While helping students to feel safe and supported should be a priority for all subject areas, in many ways, it’s especially important in H&PE. After all, if we want students to develop physical literacy (the ability to move with competence and confidence in a wide variety of physical activities) they need to first feel safe enough to take risks and make mistakes in front of their classmates. “Unlike in other subjects, in physical education you don’t have a book or a desk to hide behind,” points out Kathy Doherty-Masters, a Healthy Active Living Consultant with the Waterloo Catholic District School Board.

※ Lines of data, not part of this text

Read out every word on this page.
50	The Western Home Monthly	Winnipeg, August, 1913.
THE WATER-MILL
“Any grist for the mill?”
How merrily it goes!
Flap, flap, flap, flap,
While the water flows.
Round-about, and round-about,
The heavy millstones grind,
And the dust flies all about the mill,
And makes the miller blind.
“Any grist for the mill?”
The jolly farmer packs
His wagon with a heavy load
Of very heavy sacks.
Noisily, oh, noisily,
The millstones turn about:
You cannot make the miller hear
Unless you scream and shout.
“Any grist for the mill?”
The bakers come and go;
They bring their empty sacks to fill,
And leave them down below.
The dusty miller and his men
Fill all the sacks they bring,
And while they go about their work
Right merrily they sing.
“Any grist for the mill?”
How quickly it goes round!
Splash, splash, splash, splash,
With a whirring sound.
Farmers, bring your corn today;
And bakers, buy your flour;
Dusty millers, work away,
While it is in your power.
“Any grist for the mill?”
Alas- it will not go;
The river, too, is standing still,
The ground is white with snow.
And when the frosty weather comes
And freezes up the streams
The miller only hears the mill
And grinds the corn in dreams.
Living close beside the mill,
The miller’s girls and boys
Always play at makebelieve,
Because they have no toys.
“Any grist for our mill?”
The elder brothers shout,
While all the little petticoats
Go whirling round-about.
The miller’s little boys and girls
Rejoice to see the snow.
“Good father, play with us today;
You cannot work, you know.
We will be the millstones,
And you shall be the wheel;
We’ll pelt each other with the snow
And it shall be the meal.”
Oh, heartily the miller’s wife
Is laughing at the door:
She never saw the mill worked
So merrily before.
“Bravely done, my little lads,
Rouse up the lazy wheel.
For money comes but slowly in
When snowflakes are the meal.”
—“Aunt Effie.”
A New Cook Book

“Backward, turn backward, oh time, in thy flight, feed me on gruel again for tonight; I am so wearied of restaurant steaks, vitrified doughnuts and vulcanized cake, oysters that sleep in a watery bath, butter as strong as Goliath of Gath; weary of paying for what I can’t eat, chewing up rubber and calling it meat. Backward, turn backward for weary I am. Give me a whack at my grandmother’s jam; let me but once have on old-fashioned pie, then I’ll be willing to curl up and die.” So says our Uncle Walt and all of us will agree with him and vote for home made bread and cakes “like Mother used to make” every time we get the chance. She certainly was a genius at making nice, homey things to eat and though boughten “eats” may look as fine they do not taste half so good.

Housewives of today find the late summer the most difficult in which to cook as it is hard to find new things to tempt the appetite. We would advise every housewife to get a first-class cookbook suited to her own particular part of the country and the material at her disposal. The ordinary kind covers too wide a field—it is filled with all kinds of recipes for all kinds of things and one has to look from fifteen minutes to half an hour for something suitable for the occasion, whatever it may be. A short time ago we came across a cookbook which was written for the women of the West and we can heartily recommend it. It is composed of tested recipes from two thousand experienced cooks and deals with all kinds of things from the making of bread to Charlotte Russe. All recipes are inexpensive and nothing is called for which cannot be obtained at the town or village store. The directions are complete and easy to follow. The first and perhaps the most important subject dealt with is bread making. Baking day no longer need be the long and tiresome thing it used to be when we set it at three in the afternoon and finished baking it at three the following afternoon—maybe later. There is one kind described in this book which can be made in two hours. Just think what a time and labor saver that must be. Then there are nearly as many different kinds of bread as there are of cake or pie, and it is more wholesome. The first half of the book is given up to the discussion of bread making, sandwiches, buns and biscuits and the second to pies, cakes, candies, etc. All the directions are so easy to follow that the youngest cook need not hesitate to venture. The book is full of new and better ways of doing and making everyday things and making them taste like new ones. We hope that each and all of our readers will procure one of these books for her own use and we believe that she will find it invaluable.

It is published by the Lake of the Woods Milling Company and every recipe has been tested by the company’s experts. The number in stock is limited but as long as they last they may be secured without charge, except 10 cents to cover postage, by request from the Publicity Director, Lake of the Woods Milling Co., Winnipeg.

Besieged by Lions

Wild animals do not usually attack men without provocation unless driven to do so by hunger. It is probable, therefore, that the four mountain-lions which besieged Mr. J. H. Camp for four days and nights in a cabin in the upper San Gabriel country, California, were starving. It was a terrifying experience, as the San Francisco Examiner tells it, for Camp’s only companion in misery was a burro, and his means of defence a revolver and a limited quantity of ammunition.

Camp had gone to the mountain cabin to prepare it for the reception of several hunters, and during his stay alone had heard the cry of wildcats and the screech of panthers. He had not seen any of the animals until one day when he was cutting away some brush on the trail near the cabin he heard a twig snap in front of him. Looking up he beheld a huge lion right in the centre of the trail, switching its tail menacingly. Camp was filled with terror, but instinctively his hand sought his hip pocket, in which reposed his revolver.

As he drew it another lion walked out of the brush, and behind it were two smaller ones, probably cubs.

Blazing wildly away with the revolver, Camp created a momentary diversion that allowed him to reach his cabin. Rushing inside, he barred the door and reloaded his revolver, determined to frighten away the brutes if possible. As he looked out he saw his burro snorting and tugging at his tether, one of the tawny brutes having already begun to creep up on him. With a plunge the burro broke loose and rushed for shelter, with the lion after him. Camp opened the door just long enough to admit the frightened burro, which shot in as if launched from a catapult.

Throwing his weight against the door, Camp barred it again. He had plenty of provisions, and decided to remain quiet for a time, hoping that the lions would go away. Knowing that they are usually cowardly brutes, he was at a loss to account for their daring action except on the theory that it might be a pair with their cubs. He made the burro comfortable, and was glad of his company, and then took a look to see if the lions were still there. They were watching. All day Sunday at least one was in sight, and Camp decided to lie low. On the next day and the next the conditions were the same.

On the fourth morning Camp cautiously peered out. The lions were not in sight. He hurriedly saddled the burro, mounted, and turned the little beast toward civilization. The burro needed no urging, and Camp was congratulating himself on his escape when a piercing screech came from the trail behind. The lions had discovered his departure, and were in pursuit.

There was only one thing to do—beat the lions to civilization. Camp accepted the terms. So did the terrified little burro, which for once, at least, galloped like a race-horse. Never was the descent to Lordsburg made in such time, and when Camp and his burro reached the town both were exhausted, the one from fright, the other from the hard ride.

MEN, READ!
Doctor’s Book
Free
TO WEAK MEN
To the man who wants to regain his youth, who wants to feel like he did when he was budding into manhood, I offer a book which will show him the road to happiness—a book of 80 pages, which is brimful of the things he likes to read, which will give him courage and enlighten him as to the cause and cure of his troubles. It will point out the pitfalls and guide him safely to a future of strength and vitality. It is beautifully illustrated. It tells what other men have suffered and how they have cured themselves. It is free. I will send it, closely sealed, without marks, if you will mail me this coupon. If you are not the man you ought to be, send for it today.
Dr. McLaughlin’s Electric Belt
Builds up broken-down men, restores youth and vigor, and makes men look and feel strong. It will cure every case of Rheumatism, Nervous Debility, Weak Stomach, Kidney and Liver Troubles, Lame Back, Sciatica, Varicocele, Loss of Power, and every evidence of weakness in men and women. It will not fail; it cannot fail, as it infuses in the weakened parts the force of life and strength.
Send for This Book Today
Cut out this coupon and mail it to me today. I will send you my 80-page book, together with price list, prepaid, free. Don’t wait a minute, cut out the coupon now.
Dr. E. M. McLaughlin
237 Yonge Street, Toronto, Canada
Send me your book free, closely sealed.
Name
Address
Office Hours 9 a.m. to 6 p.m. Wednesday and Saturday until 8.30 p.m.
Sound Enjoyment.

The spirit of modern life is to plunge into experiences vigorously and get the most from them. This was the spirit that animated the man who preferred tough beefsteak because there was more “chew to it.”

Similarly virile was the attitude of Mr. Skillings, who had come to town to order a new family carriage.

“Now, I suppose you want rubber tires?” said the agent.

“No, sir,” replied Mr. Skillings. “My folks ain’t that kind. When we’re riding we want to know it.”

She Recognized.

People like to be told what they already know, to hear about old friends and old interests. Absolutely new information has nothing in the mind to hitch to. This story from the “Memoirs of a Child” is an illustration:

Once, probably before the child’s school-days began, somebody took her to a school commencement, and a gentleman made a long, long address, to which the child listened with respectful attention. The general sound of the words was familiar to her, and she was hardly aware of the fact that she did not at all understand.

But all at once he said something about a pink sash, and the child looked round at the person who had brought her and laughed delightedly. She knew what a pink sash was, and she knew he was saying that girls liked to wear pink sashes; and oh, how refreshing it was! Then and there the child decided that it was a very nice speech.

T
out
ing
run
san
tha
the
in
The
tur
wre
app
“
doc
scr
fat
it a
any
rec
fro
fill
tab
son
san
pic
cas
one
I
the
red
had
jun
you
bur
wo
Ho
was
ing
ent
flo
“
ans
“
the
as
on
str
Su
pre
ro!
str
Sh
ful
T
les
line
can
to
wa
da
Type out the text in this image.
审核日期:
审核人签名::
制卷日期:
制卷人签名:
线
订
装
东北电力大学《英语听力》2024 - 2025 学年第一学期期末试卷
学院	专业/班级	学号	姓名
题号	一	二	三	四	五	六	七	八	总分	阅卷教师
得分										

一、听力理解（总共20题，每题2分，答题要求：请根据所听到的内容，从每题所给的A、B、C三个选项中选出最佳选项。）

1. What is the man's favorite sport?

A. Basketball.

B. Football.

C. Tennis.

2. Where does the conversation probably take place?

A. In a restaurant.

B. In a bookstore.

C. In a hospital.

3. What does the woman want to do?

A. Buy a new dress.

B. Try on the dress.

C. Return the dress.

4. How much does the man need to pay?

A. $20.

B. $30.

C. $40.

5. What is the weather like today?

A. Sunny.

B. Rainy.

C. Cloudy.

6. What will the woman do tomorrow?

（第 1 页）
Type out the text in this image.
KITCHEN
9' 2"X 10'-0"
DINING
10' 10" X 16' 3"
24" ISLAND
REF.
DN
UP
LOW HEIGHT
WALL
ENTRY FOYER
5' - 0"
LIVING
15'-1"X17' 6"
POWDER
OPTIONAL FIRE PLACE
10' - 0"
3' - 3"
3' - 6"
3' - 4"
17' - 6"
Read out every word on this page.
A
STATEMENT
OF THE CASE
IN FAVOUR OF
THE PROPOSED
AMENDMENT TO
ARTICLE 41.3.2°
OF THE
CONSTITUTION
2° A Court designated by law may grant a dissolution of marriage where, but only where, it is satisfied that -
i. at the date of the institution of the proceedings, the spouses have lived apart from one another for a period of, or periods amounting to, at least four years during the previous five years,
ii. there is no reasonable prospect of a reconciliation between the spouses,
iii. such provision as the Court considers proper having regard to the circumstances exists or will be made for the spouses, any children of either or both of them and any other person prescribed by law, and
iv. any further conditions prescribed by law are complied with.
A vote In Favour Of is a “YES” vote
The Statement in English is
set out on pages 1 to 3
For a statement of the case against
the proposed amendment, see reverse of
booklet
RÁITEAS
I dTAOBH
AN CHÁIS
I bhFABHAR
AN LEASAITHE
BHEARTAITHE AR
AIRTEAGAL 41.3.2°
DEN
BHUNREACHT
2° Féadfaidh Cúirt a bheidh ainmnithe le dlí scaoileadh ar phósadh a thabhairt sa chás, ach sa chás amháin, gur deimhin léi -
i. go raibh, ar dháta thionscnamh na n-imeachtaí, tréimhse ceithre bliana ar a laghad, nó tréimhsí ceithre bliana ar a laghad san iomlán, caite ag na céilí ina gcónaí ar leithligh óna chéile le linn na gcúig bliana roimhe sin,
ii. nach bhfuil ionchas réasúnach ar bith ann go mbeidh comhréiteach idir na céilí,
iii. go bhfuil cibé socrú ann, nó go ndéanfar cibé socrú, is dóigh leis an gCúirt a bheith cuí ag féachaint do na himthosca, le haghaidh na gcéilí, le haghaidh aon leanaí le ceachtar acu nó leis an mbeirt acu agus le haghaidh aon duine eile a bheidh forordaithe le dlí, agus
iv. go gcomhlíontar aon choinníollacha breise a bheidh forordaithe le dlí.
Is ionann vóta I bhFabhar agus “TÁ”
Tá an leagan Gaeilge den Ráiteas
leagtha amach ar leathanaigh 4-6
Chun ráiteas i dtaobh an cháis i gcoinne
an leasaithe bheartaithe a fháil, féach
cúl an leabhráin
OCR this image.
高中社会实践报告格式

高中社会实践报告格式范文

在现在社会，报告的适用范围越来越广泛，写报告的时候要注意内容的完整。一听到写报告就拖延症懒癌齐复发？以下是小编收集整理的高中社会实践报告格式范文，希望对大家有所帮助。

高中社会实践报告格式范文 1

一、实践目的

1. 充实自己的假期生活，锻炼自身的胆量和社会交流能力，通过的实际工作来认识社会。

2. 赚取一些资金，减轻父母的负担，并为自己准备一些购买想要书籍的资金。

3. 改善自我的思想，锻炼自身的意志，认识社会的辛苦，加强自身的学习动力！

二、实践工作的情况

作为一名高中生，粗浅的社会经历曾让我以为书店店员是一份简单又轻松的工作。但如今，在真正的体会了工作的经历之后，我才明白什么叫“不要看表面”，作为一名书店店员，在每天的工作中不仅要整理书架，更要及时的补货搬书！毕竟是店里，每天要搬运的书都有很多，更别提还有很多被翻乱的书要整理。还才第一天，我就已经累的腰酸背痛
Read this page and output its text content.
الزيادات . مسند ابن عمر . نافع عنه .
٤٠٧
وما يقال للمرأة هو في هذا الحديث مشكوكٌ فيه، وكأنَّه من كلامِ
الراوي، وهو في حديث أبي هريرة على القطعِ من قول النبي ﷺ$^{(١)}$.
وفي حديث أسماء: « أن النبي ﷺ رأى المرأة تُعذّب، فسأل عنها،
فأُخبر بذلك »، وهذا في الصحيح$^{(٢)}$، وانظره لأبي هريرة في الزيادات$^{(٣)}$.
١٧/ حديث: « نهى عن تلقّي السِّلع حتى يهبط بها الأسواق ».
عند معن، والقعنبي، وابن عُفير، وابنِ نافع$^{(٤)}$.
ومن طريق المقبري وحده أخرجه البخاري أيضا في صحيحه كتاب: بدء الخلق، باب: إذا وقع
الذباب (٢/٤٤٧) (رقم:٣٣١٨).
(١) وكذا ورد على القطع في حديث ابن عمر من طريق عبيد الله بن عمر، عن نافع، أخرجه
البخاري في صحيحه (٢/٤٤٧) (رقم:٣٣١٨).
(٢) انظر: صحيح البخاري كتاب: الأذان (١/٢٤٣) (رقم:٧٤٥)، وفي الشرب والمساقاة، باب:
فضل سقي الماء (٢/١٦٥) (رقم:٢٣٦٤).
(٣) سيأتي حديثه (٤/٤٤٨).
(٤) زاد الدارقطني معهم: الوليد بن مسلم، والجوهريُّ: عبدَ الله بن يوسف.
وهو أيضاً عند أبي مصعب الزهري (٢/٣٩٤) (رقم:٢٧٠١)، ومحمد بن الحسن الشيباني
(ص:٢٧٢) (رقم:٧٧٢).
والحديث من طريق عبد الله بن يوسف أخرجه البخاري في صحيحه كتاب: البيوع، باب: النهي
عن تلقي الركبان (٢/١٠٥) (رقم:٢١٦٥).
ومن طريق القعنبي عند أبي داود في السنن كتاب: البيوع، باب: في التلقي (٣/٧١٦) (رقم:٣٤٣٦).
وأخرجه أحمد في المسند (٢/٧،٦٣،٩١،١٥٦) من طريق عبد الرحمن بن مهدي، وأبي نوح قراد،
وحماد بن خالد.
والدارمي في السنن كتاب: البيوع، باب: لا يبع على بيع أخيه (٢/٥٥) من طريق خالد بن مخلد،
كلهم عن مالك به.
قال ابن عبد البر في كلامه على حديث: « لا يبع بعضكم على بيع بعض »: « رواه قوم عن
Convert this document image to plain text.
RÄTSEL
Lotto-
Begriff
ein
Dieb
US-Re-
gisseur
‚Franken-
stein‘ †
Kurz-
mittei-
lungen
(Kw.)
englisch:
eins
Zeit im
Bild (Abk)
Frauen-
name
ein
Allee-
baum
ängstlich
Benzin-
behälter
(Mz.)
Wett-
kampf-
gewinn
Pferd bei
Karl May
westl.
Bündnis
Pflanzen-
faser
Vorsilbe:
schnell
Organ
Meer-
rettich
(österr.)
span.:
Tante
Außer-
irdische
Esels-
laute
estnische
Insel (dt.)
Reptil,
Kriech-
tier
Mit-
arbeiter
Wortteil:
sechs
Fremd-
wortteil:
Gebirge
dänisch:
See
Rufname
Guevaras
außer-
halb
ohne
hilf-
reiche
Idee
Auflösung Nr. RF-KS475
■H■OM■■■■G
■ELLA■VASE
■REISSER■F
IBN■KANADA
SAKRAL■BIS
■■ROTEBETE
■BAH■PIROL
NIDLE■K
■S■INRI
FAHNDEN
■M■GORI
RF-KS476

In the gym, students’ learning is on display for all to see.
Meanwhile, in the health room, a range of topics is discussed—and whether the topic at hand is human development and sexual health or healthy eating, educators must tread cautiously. “What one person might view as a sensitive topic, another might not,” explains Heather Gardner, Ophea’s Curriculum Consultant. For example, learning about how to make healthy food choices could be a sensitive topic for a student whose family is struggling to buy groceries, and discussing substance use and abuse may be especially difficult for a student whose family has been affected by substance abuse. It’s important to create an environment where, regardless of their backgrounds and experiences, students can feel safe asking questions and expressing opinions.
Most importantly, however, part of the curriculum’s overall vision is that students will not only develop the comprehension and capacity to lead healthy, active lives, but also the commitment to do so. Put quite simply, if a student feels unsafe, they’re going to dread H&PE instead of enjoying it—and that’s a big problem. “[As H&PE teachers] we’re the main vehicle to get these kids to learn the content that will create lifelong habits for being healthy and active,” explains Russ Minnis, an H&PE teacher at École St-Jean-Baptiste in Amherstburg, Ontario. “If we don’t use good practices to make students feel safe, we could lose a whole generation of students.”